Hook
Building a Slack chatbot is easy — keeping it running 24/7 without a dedicated server, and making it actually smart about your internal knowledge base, is where most projects fall apart.
Why It Matters
A chatbot that only works when your laptop is open isn't a chatbot — it's a demo. And a bot that just pattern-matches keywords instead of understanding context frustrates users fast. This project shows how to combine Domo's AI Workflow engine with Replit's always-on hosting to ship a RAG-powered Slack assistant on a budget. It unlocks the ability to point a bot at your own KB articles, embed and similarity-search them at query time, and return GPT-generated answers grounded in your actual documentation — all without standing up any infrastructure yourself.
What You'll Learn
- Set up a Python Slack bot using socket mode to listen for slash commands without a public webhook endpoint
- Implement retrieval-augmented generation (RAG) by embedding KB articles in Domo Filesets and running cosine similarity search at query time
- Orchestrate the full question → retrieve → generate → reply pipeline using a Domo Workflow with AI agent tasks
- Wire Domo GPT into the workflow so answers are grounded in the top-5 retrieved articles rather than hallucinated
- Deploy and host the Python bot on Replit so it stays live without managing a server or cron job
How the RAG Pipeline Actually Works
The architecture has three distinct layers that are worth understanding separately before you wire them together.
Slack → Domo Workflow. The Python bot runs in Replit using socket mode — no public URL required. When a user fires /quest what is an adrenaline dataflow?, the socket listener catches the event and POSTs a payload to a Domo Workflow carrying the channel ID, message ID, question text, Slack token, and user ID.

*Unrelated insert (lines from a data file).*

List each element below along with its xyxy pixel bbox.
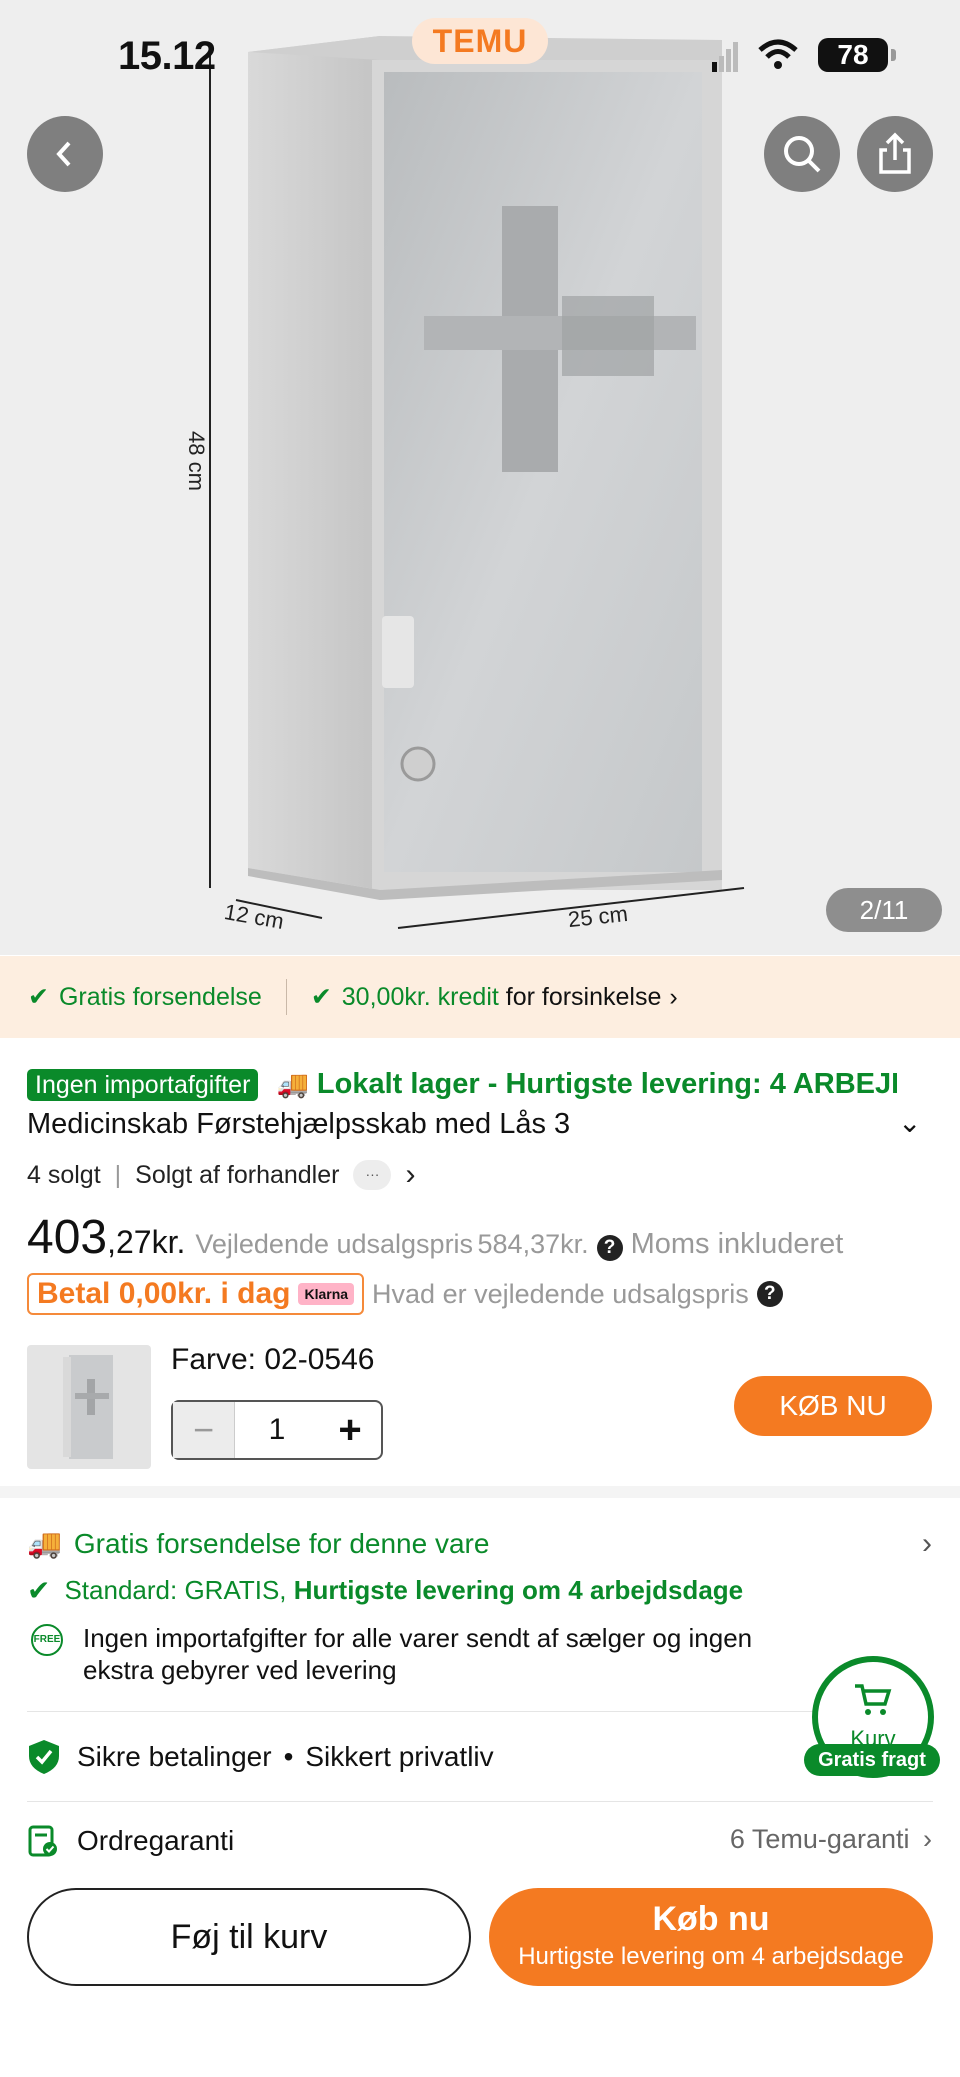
divider	[27, 1711, 933, 1712]
truck-icon: 🚚	[27, 1528, 62, 1559]
temu-logo: TEMU	[412, 18, 548, 64]
divider	[27, 1801, 933, 1802]
chevron-right-icon: ›	[669, 982, 678, 1011]
dim-height-label: 48 cm	[183, 431, 209, 491]
check-icon: ✔	[310, 983, 332, 1011]
product-title: Medicinskab Førstehjælpsskab med Lås 3	[27, 1108, 571, 1140]
bullet: •	[283, 1741, 294, 1772]
divider	[285, 979, 287, 1015]
shipping-banner[interactable]: ✔ Gratis forsendelse ✔ 30,00kr. kredit f…	[0, 956, 960, 1038]
back-button[interactable]	[27, 116, 103, 192]
sold-row[interactable]: 4 solgt | Solgt af forhandler ··· ›	[27, 1158, 415, 1192]
delivery-title: Gratis forsendelse for denne vare	[73, 1527, 490, 1559]
variant-image	[63, 1355, 113, 1459]
search-icon	[784, 136, 821, 173]
klarna-logo: Klarna	[298, 1283, 355, 1305]
quantity-value: 1	[268, 1413, 286, 1446]
price-decimals: ,27kr.	[107, 1224, 186, 1260]
color-label: Farve: 02-0546	[171, 1343, 375, 1376]
delivery-row[interactable]: 🚚 Gratis forsendelse for denne vare	[27, 1527, 489, 1560]
order-guarantee-value-row[interactable]: 6 Temu-garanti ›	[730, 1824, 932, 1855]
chevron-right-icon: ›	[923, 1824, 932, 1854]
truck-icon: 🚚	[276, 1069, 309, 1099]
expand-title-icon[interactable]: ⌄	[898, 1106, 921, 1139]
buy-now-small-button[interactable]: KØB NU	[734, 1376, 932, 1436]
credit-suffix: for forsinkelse	[505, 982, 662, 1011]
share-icon	[879, 132, 911, 174]
decrease-button[interactable]: −	[173, 1402, 235, 1458]
klarna-row[interactable]: Betal 0,00kr. i dag Klarna Hvad er vejle…	[27, 1273, 791, 1315]
standard-prefix: Standard: GRATIS,	[64, 1575, 287, 1605]
import-note-row: FREE Ingen importafgifter for alle varer…	[27, 1622, 907, 1686]
check-icon: ✔	[27, 1575, 51, 1606]
order-guarantee-icon	[28, 1825, 57, 1857]
product-title-block[interactable]: Ingen importafgifter 🚚 Lokalt lager - Hu…	[27, 1062, 937, 1107]
check-icon: ✔	[28, 983, 49, 1011]
free-freight-badge: Gratis fragt	[804, 1744, 940, 1776]
battery-indicator: 78	[818, 38, 896, 72]
chevron-right-icon[interactable]: ›	[922, 1527, 932, 1561]
rrp-label: Vejledende udsalgspris	[195, 1229, 474, 1259]
klarna-offer[interactable]: Betal 0,00kr. i dag Klarna	[27, 1273, 365, 1315]
chevron-right-icon: ›	[405, 1158, 416, 1191]
import-tag: Ingen importafgifter	[27, 1069, 259, 1101]
status-time: 15.12	[118, 34, 216, 78]
credit-amount: 30,00kr. kredit	[341, 982, 499, 1011]
seller-badge: ···	[353, 1160, 392, 1190]
chevron-left-icon	[56, 141, 71, 167]
klarna-text: Betal 0,00kr. i dag	[37, 1277, 291, 1310]
bottom-action-bar: Føj til kurv Køb nu Hurtigste levering o…	[0, 1872, 960, 2077]
product-image-carousel[interactable]: 48 cm 12 cm 25 cm 15.12 TEMU 78 2/11	[0, 0, 960, 955]
local-stock-text: Lokalt lager - Hurtigste levering: 4 ARB…	[316, 1068, 897, 1100]
buy-now-label: Køb nu	[652, 1900, 770, 1938]
price-main: 403	[27, 1211, 108, 1264]
divider: |	[114, 1160, 122, 1189]
help-icon[interactable]: ?	[596, 1235, 623, 1261]
import-note: Ingen importafgifter for alle varer send…	[83, 1623, 753, 1685]
buy-now-button[interactable]: Køb nu Hurtigste levering om 4 arbejdsda…	[489, 1888, 933, 1986]
standard-row: ✔ Standard: GRATIS, Hurtigste levering o…	[27, 1574, 743, 1607]
order-guarantee-value: 6 Temu-garanti	[729, 1824, 910, 1854]
image-counter: 2/11	[826, 888, 942, 932]
standard-bold: Hurtigste levering om 4 arbejdsdage	[293, 1575, 744, 1605]
cart-icon	[855, 1684, 892, 1715]
order-guarantee-row[interactable]: Ordregaranti	[27, 1824, 234, 1858]
shield-icon	[29, 1740, 59, 1774]
seller-text: Solgt af forhandler	[135, 1160, 340, 1189]
share-button[interactable]	[857, 116, 933, 192]
price-row: 403 ,27kr. Vejledende udsalgspris 584,37…	[27, 1210, 843, 1265]
variant-thumbnail[interactable]	[27, 1345, 151, 1469]
sold-count: 4 solgt	[27, 1160, 101, 1189]
quantity-stepper[interactable]: − 1 +	[171, 1400, 383, 1460]
rrp-question: Hvad er vejledende udsalgspris	[372, 1278, 749, 1309]
rrp-value: 584,37kr.	[477, 1229, 589, 1259]
free-shipping-text: Gratis forsendelse	[58, 982, 262, 1011]
free-icon: FREE	[31, 1624, 63, 1656]
help-icon[interactable]: ?	[756, 1281, 783, 1307]
section-gap	[0, 1486, 960, 1498]
add-to-cart-button[interactable]: Føj til kurv	[27, 1888, 471, 1986]
vat-note: Moms inkluderet	[630, 1228, 844, 1260]
product-title-line: Medicinskab Førstehjælpsskab med Lås 3	[27, 1102, 887, 1146]
wifi-icon	[758, 39, 798, 69]
order-guarantee-label: Ordregaranti	[77, 1825, 235, 1856]
secure-payments: Sikre betalinger	[77, 1741, 272, 1772]
signal-icon	[712, 42, 738, 72]
buy-now-sublabel: Hurtigste levering om 4 arbejdsdage	[518, 1943, 904, 1970]
search-button[interactable]	[764, 116, 840, 192]
security-row[interactable]: Sikre betalinger • Sikkert privatliv	[27, 1738, 494, 1776]
increase-button[interactable]: +	[319, 1402, 381, 1458]
secure-privacy: Sikkert privatliv	[305, 1741, 494, 1772]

Domo Workflow → RAG. Inside the workflow, an AI agent task called Find KB Article receives the question text, embeds it (converting it to a vector of floats), then compares it against pre-embedded KB articles stored in a Domo Fileset. Embedding lets you match semantically similar content even when the exact words don't overlap — the workflow retrieves the top 5 closest articles by vector distance.

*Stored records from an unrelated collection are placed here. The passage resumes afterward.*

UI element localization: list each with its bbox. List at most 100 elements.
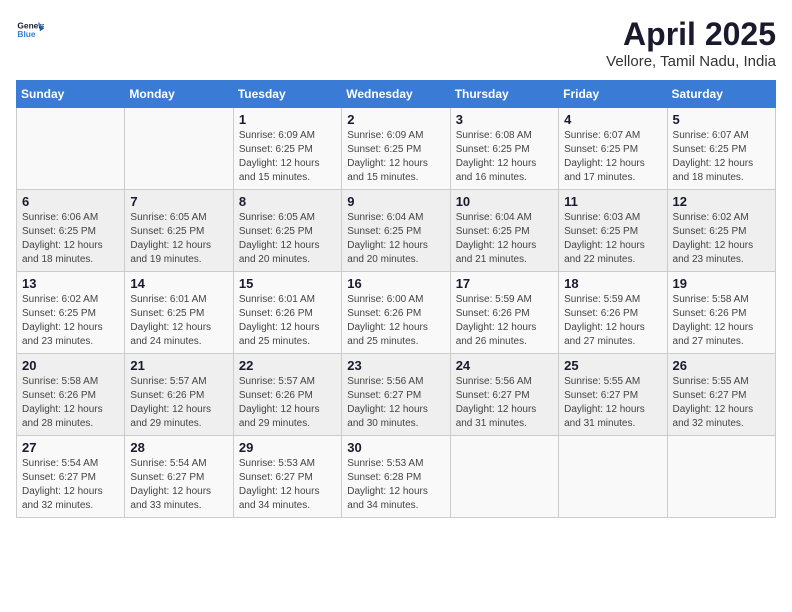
day-info: Sunrise: 6:09 AMSunset: 6:25 PMDaylight:… [347, 129, 444, 185]
weekday-row: SundayMondayTuesdayWednesdayThursdayFrid… [17, 81, 776, 108]
calendar-cell: 9 Sunrise: 6:04 AMSunset: 6:25 PMDaylight… [342, 190, 450, 272]
calendar-cell: 16 Sunrise: 6:00 AMSunset: 6:26 PMDayligh… [342, 272, 450, 354]
day-number: 9 [347, 194, 444, 209]
calendar-cell: 26Sunrise: 5:55 AMSunset: 6:27 PMDayligh… [667, 354, 775, 436]
calendar-cell: 27 Sunrise: 5:54 AMSunset: 6:27 PMDayligh… [17, 436, 125, 518]
day-number: 17 [456, 276, 553, 291]
week-row-2: 6 Sunrise: 6:06 AMSunset: 6:25 PMDaylight… [17, 190, 776, 272]
weekday-header-friday: Friday [559, 81, 667, 108]
day-number: 20 [22, 358, 119, 373]
day-info: Sunrise: 6:03 AMSunset: 6:25 PMDaylight:… [564, 211, 661, 267]
calendar-cell [450, 436, 558, 518]
day-number: 29 [239, 440, 336, 455]
calendar-cell: 25Sunrise: 5:55 AMSunset: 6:27 PMDayligh… [559, 354, 667, 436]
svg-text:Blue: Blue [17, 29, 35, 39]
day-info: Sunrise: 5:58 AMSunset: 6:26 PMDaylight:… [22, 375, 119, 431]
day-number: 2 [347, 112, 444, 127]
logo: General Blue [16, 16, 44, 44]
day-info: Sunrise: 6:05 AMSunset: 6:25 PMDaylight:… [239, 211, 336, 267]
calendar-cell [125, 108, 233, 190]
day-info: Sunrise: 5:56 AMSunset: 6:27 PMDaylight:… [347, 375, 444, 431]
day-number: 25 [564, 358, 661, 373]
week-row-5: 27 Sunrise: 5:54 AMSunset: 6:27 PMDayligh… [17, 436, 776, 518]
month-title: April 2025 [606, 16, 776, 53]
day-number: 22 [239, 358, 336, 373]
day-number: 12 [673, 194, 770, 209]
day-info: Sunrise: 6:07 AMSunset: 6:25 PMDaylight:… [564, 129, 661, 185]
day-info: Sunrise: 6:07 AMSunset: 6:25 PMDaylight:… [673, 129, 770, 185]
calendar-cell: 18 Sunrise: 5:59 AMSunset: 6:26 PMDayligh… [559, 272, 667, 354]
calendar-cell: 11 Sunrise: 6:03 AMSunset: 6:25 PMDayligh… [559, 190, 667, 272]
day-info: Sunrise: 6:04 AMSunset: 6:25 PMDaylight:… [456, 211, 553, 267]
day-info: Sunrise: 5:55 AMSunset: 6:27 PMDaylight:… [673, 375, 770, 431]
day-info: Sunrise: 6:04 AMSunset: 6:25 PMDaylight:… [347, 211, 444, 267]
week-row-1: 1 Sunrise: 6:09 AMSunset: 6:25 PMDaylight… [17, 108, 776, 190]
calendar-cell [17, 108, 125, 190]
day-info: Sunrise: 5:58 AMSunset: 6:26 PMDaylight:… [673, 293, 770, 349]
calendar-cell: 8 Sunrise: 6:05 AMSunset: 6:25 PMDaylight… [233, 190, 341, 272]
day-info: Sunrise: 5:59 AMSunset: 6:26 PMDaylight:… [456, 293, 553, 349]
location: Vellore, Tamil Nadu, India [606, 53, 776, 70]
calendar-cell: 30 Sunrise: 5:53 AMSunset: 6:28 PMDayligh… [342, 436, 450, 518]
day-info: Sunrise: 5:53 AMSunset: 6:27 PMDaylight:… [239, 457, 336, 513]
logo-icon: General Blue [16, 16, 44, 44]
day-number: 30 [347, 440, 444, 455]
calendar-cell: 22Sunrise: 5:57 AMSunset: 6:26 PMDayligh… [233, 354, 341, 436]
calendar-cell: 10 Sunrise: 6:04 AMSunset: 6:25 PMDayligh… [450, 190, 558, 272]
calendar-cell: 19 Sunrise: 5:58 AMSunset: 6:26 PMDayligh… [667, 272, 775, 354]
calendar-cell [667, 436, 775, 518]
calendar-cell: 15 Sunrise: 6:01 AMSunset: 6:26 PMDayligh… [233, 272, 341, 354]
day-info: Sunrise: 5:54 AMSunset: 6:27 PMDaylight:… [130, 457, 227, 513]
calendar-body: 1 Sunrise: 6:09 AMSunset: 6:25 PMDaylight… [17, 108, 776, 518]
day-info: Sunrise: 5:59 AMSunset: 6:26 PMDaylight:… [564, 293, 661, 349]
calendar-cell: 20 Sunrise: 5:58 AMSunset: 6:26 PMDayligh… [17, 354, 125, 436]
weekday-header-monday: Monday [125, 81, 233, 108]
title-block: April 2025 Vellore, Tamil Nadu, India [606, 16, 776, 70]
day-number: 16 [347, 276, 444, 291]
day-info: Sunrise: 6:01 AMSunset: 6:26 PMDaylight:… [239, 293, 336, 349]
day-info: Sunrise: 6:02 AMSunset: 6:25 PMDaylight:… [673, 211, 770, 267]
calendar-table: SundayMondayTuesdayWednesdayThursdayFrid… [16, 80, 776, 518]
calendar-cell: 12 Sunrise: 6:02 AMSunset: 6:25 PMDayligh… [667, 190, 775, 272]
day-number: 7 [130, 194, 227, 209]
day-number: 10 [456, 194, 553, 209]
day-number: 1 [239, 112, 336, 127]
calendar-cell: 3Sunrise: 6:08 AMSunset: 6:25 PMDaylight… [450, 108, 558, 190]
calendar-cell: 4Sunrise: 6:07 AMSunset: 6:25 PMDaylight… [559, 108, 667, 190]
calendar-cell: 21Sunrise: 5:57 AMSunset: 6:26 PMDayligh… [125, 354, 233, 436]
day-number: 13 [22, 276, 119, 291]
day-info: Sunrise: 6:05 AMSunset: 6:25 PMDaylight:… [130, 211, 227, 267]
calendar-cell: 1 Sunrise: 6:09 AMSunset: 6:25 PMDaylight… [233, 108, 341, 190]
day-number: 18 [564, 276, 661, 291]
weekday-header-thursday: Thursday [450, 81, 558, 108]
day-info: Sunrise: 5:53 AMSunset: 6:28 PMDaylight:… [347, 457, 444, 513]
day-number: 8 [239, 194, 336, 209]
day-number: 15 [239, 276, 336, 291]
day-info: Sunrise: 6:06 AMSunset: 6:25 PMDaylight:… [22, 211, 119, 267]
day-number: 6 [22, 194, 119, 209]
weekday-header-wednesday: Wednesday [342, 81, 450, 108]
week-row-3: 13Sunrise: 6:02 AMSunset: 6:25 PMDayligh… [17, 272, 776, 354]
calendar-cell: 5Sunrise: 6:07 AMSunset: 6:25 PMDaylight… [667, 108, 775, 190]
day-number: 24 [456, 358, 553, 373]
weekday-header-sunday: Sunday [17, 81, 125, 108]
day-info: Sunrise: 6:09 AMSunset: 6:25 PMDaylight:… [239, 129, 336, 185]
day-info: Sunrise: 5:57 AMSunset: 6:26 PMDaylight:… [130, 375, 227, 431]
calendar-cell: 14 Sunrise: 6:01 AMSunset: 6:25 PMDayligh… [125, 272, 233, 354]
day-number: 11 [564, 194, 661, 209]
week-row-4: 20 Sunrise: 5:58 AMSunset: 6:26 PMDayligh… [17, 354, 776, 436]
calendar-cell: 24 Sunrise: 5:56 AMSunset: 6:27 PMDayligh… [450, 354, 558, 436]
day-number: 19 [673, 276, 770, 291]
day-info: Sunrise: 6:08 AMSunset: 6:25 PMDaylight:… [456, 129, 553, 185]
day-number: 28 [130, 440, 227, 455]
day-info: Sunrise: 6:01 AMSunset: 6:25 PMDaylight:… [130, 293, 227, 349]
calendar-header: SundayMondayTuesdayWednesdayThursdayFrid… [17, 81, 776, 108]
day-info: Sunrise: 5:56 AMSunset: 6:27 PMDaylight:… [456, 375, 553, 431]
day-number: 27 [22, 440, 119, 455]
day-info: Sunrise: 6:00 AMSunset: 6:26 PMDaylight:… [347, 293, 444, 349]
page-header: General Blue April 2025 Vellore, Tamil N… [16, 16, 776, 70]
calendar-cell: 23Sunrise: 5:56 AMSunset: 6:27 PMDayligh… [342, 354, 450, 436]
calendar-cell: 28 Sunrise: 5:54 AMSunset: 6:27 PMDayligh… [125, 436, 233, 518]
day-number: 14 [130, 276, 227, 291]
day-info: Sunrise: 5:54 AMSunset: 6:27 PMDaylight:… [22, 457, 119, 513]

Domo GPT → Threaded Reply. Those 5 articles are passed as context into a Domo GPT call: "Use these articles to answer this question." The generated answer is sent back to Slack as a threaded reply to the original message using the token and IDs captured at step one. The result is a response like "An adrenaline dataflow is a high-performance data transformation tool for massive datasets in Domo..." — accurate, cited, and delivered in-thread.
Hosting on Replit. Replit keeps the Python process alive between requests for a few dollars a month. No EC2, no Docker, no ops overhead. For a community tool or internal assistant, it's the right tradeoff: cheap, always-on, and easy to iterate on directly in the browser.
The pattern here — Slack event → workflow orchestration → vector search → grounded LLM response — is reusable for any internal knowledge base. Swap the Domo KB articles for your own docs, adjust the slash command, and the same pipeline applies.